Mettere a disposizione di scuole e università del Sud del mondo i mezzi per l’alfabetizzazione informatica con costi estremamente contenuti: questo l’obiettivo del progetto di micro data center dei Berry Hunters, i “cacciatori di lamponi”, un team di ricercatori e studenti guidati da Sven Helmer, professore della facoltà di scienze e tecnologie informatiche della Libera Università di Bolzano. Il progetto prenderà parte alla competizione internazionale Micro Data Center Design Challenge, organizzata dall’Ong Inveneo di San Francisco.
L’Ong Inveneo, impresa non profit con sede a San Francisco, ha come missione quella di fornire strumenti tecnologici ad alcune delle regioni più povere della terra e ha lanciato un concorso internazionale per la realizzazione di un progetto di micro data center ad alimentazione solare che possa essere utilizzato nel Sud del mondo anche nelle più avverse condizioni ambientali legate a caldo, polvere e umidità. I vincitori vedranno il proprio progetto realizzato e installato un’isola del Pacifico. Il micro data center dovrà essere di piccole dimensioni ad altissima efficienza energetica, basato su architettura ARM e capace di fornire una risorsa per l’alfabetizzazione informatica a comunità sprovviste di mezzi finanziari.

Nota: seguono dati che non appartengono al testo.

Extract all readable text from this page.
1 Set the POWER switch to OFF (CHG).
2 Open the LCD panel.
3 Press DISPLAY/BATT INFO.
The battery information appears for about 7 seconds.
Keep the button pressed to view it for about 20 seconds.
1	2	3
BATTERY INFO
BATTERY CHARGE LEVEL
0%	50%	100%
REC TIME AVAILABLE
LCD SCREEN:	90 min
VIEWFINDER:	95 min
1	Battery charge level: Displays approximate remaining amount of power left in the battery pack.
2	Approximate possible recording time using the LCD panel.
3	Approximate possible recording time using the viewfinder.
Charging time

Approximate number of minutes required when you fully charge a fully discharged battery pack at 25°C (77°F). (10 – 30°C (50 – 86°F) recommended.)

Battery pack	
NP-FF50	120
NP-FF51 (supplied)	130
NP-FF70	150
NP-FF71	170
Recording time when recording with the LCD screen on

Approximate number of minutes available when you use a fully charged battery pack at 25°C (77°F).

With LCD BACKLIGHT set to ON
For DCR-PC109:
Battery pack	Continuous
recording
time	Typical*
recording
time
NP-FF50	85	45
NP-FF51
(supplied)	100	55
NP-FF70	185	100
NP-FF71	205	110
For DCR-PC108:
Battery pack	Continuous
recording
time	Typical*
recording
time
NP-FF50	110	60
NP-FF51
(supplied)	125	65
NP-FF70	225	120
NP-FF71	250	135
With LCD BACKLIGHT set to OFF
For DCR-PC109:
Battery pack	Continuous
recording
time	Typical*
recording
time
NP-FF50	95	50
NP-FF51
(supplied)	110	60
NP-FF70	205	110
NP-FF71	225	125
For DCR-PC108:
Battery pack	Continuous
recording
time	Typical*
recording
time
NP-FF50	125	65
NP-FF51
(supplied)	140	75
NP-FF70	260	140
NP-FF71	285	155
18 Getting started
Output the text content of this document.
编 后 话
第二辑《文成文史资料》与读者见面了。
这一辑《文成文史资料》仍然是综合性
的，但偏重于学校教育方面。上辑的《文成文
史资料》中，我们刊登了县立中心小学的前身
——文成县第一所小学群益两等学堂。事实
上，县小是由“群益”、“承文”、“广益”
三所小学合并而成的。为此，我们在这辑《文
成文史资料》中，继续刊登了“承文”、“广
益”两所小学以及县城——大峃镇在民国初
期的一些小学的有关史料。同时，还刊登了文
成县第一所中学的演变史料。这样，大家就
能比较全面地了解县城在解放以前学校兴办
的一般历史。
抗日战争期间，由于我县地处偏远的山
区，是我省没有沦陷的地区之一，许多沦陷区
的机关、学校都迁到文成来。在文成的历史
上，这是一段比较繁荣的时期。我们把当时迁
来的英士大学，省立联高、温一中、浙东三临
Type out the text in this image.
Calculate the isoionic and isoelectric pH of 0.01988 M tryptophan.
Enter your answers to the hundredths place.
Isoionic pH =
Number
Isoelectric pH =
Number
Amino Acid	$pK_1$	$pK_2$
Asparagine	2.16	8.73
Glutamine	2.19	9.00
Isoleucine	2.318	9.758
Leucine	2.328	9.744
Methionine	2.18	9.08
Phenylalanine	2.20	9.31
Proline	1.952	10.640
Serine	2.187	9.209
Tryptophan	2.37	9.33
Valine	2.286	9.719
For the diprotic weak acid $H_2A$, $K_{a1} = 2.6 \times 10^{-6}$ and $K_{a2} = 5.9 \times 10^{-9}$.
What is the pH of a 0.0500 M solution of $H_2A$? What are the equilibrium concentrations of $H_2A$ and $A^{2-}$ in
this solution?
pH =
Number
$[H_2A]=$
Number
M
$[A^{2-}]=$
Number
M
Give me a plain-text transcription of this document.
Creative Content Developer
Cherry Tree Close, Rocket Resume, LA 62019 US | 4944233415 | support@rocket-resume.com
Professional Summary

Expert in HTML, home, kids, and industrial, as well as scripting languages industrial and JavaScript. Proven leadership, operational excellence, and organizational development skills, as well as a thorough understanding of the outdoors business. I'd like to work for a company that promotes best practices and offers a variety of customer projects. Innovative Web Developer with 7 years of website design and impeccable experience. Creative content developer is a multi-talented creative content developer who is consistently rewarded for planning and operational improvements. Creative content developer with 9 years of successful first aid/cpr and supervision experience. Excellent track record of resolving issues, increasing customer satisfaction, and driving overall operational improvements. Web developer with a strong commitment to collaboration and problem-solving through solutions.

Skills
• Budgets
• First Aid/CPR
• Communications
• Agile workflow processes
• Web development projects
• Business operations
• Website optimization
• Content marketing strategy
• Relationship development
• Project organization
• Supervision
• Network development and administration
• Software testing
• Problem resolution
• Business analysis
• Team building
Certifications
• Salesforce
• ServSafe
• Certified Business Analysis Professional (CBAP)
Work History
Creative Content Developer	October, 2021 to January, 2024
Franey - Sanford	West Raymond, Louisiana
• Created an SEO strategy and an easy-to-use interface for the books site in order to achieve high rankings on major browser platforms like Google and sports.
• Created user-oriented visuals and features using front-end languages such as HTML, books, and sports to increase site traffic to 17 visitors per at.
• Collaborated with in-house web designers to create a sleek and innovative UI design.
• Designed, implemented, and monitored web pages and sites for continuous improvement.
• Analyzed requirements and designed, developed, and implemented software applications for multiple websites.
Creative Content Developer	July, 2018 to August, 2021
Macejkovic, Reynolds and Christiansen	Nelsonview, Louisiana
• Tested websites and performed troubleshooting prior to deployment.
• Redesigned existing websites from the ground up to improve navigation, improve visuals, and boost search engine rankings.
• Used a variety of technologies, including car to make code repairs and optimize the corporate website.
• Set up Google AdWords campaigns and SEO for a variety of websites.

I ricercatori del team altoatesino Berry Hunters, parteciperanno a questo concorso con un progetto che punta a sostenere le scuole e i centri di ricerca dei Paesi con meno risorse economiche e a colmare il digital divide e lo fa mettendo al centro i Raspberry Pi, ovvero i micro-computer open source dai costi irrisori (poche decine di euro l’uno) e dai consumi molto contenuti, collegati per formare cluster, raggiungendo significative capacità di calcolo. Questi micro-computer rappresentano secondo il team di Bolzano la soluzione ideale per costruire data center nelle scuole e nelle università soprattutto nel Sud del mondo dove non ci si può permettere investimenti solitamente molto ingenti.
Il progetto dei Cacciatori di Lamponi dell’Università di Bolzano è semplice e dalle linee di design essenziali: prevede la realizzazione di un case in legno con diversi ripiani su cui vengono posizionati i Raspberry Pi, i dischi fissi a stato solido, i cavi, gli interruttori e le batterie che compongono il micro data center. Oltre all’aspetto hardware il team ha messo a punto anche un progetto software e sta lavorando a una piattaforma per la gestione del data center. Il professore Sven Helmer spiega: “Si tratta di un case creato con materiale a basso impatto ambientale che può essere realizzato dagli artigiani locali, così abbassiamo i costi e diminuiamo l’impronta di carbonio risultante della produzione perché non si spedisce nulla in giro per il pianeta. Il case è sostenibile e robusto. La manutenzione del data center è estremamente semplice: serve solo un semplice cacciavite per montare e smontarne i componenti”. I Cacciatori di Lamponi di Bolzano aspettano solo il 15 luglio per sapere se il progetto made in Italy contro il digital divide sarà selezionato da Inveneo e potrà diventare realtà.